Do you have to do this with DOS? I’d think the easiest way would be something along the following lines: (in windows XP, mostly for the sake of example)

  • right click on the root directory and select ‘search…’

  • In the search box, either pick type of file: rich text format (under ‘more advanced options’) or just type rtf into the filename box.

once the search ends, select all the files that have been found and use cut-paste or drag and drop to get them where you want. If the files are still on CD-R’s, you may need to copy instead of moving.
Does this help at all??

Windows XP has a FOR command in the command prompt.

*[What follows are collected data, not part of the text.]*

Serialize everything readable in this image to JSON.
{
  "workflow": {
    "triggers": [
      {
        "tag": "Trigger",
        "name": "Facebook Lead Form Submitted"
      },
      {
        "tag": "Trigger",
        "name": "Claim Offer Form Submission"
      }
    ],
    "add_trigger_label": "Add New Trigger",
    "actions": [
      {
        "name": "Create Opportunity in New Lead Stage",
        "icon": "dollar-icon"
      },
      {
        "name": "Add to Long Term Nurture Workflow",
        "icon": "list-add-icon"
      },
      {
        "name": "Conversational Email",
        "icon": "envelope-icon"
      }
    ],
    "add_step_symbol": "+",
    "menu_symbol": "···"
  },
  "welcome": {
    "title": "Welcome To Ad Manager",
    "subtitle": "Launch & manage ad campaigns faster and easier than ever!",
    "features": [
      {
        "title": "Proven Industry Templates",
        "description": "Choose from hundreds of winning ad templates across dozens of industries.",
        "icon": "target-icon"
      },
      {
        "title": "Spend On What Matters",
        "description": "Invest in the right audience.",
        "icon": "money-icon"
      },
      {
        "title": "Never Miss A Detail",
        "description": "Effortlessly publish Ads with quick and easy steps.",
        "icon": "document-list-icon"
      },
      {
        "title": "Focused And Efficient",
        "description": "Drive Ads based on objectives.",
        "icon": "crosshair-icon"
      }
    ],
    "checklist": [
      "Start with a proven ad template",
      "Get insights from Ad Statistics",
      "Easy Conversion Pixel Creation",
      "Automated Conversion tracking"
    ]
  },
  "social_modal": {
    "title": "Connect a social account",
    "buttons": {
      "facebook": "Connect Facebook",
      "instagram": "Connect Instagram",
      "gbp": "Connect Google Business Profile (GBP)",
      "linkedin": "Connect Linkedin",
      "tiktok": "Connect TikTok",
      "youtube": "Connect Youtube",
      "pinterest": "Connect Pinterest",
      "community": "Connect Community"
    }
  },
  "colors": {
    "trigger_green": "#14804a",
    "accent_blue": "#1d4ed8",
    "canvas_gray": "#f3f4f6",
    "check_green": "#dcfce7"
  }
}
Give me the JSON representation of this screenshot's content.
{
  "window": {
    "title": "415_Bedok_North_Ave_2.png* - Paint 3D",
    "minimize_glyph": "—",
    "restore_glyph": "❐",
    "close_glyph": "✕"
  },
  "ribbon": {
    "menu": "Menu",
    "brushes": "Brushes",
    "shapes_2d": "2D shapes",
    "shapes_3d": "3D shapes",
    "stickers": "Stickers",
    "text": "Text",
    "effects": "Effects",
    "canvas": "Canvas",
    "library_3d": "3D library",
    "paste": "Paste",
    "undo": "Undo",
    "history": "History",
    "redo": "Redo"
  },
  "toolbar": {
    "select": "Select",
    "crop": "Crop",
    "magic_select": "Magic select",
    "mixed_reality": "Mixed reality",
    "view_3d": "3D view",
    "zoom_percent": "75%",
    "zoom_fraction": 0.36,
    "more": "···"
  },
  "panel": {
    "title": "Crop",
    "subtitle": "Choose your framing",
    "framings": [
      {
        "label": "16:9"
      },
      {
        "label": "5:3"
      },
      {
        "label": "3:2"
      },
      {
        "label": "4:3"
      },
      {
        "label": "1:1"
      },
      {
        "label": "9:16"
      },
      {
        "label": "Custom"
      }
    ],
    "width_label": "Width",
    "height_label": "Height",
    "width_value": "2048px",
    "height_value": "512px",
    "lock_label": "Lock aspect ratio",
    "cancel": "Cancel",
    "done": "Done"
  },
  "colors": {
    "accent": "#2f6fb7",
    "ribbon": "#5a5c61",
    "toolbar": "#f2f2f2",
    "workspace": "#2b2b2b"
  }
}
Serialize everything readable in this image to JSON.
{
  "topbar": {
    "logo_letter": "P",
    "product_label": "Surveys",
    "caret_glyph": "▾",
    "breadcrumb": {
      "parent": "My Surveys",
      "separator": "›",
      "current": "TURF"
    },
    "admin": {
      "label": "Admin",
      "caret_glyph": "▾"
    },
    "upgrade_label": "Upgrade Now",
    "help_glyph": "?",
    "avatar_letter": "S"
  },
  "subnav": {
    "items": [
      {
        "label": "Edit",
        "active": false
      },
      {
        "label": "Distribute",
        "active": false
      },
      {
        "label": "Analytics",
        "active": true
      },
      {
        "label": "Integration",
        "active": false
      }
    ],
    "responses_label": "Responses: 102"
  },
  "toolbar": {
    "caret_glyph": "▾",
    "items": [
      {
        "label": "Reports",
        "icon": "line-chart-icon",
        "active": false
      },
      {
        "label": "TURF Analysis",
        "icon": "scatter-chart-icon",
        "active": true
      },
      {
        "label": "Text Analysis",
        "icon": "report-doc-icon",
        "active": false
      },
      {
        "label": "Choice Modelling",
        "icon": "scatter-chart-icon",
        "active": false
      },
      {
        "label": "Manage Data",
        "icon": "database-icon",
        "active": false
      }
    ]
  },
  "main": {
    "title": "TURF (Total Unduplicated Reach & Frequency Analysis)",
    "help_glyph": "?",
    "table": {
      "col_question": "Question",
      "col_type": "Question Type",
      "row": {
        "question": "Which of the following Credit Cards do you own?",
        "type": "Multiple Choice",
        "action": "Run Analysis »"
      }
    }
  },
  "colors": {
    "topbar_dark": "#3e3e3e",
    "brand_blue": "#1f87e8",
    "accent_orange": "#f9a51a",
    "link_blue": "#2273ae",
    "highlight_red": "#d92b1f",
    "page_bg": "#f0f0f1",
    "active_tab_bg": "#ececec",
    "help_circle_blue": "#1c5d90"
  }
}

Reading “HELP FOR” it looks like you can do the following:

FOR /R %i IN (*.rtf) DO move %i C:\NewLocation

However, definitely test it first like this:

FOR /R %file IN (*.rtf) DO @echo move %file C:\NewLocation

Which will basically print the commands it will execute.

This can probably be achieved programatically through some fancy means, but a simple way to do it is to use pkzip or rar to add all of the subfolders and their contents to an archive, while omitting the option that preserves the directory structure. Then, unzip the archive to dump everything in one place. Actually, the option to preserve directory structure might be on the unzip command, I don’t remember.

The same operation is probably also possible through the WinZip UI.

Oops, that second command should be %i instead of %file (variables need to be one letter apparently).

Also, you’d run this from the toplevel directory.

dangit, I’ll preview next time, I promise

I agree that plain old Windows search is the easy way to go. Under the advanced options, you can choose a folder to search and just specify the extension. Once it finds everything, just copy the file where you want. Use control click and shift click to pick individual files in the list or whole ranges.

:smack:

I swear, I love making things more complicated than they need be.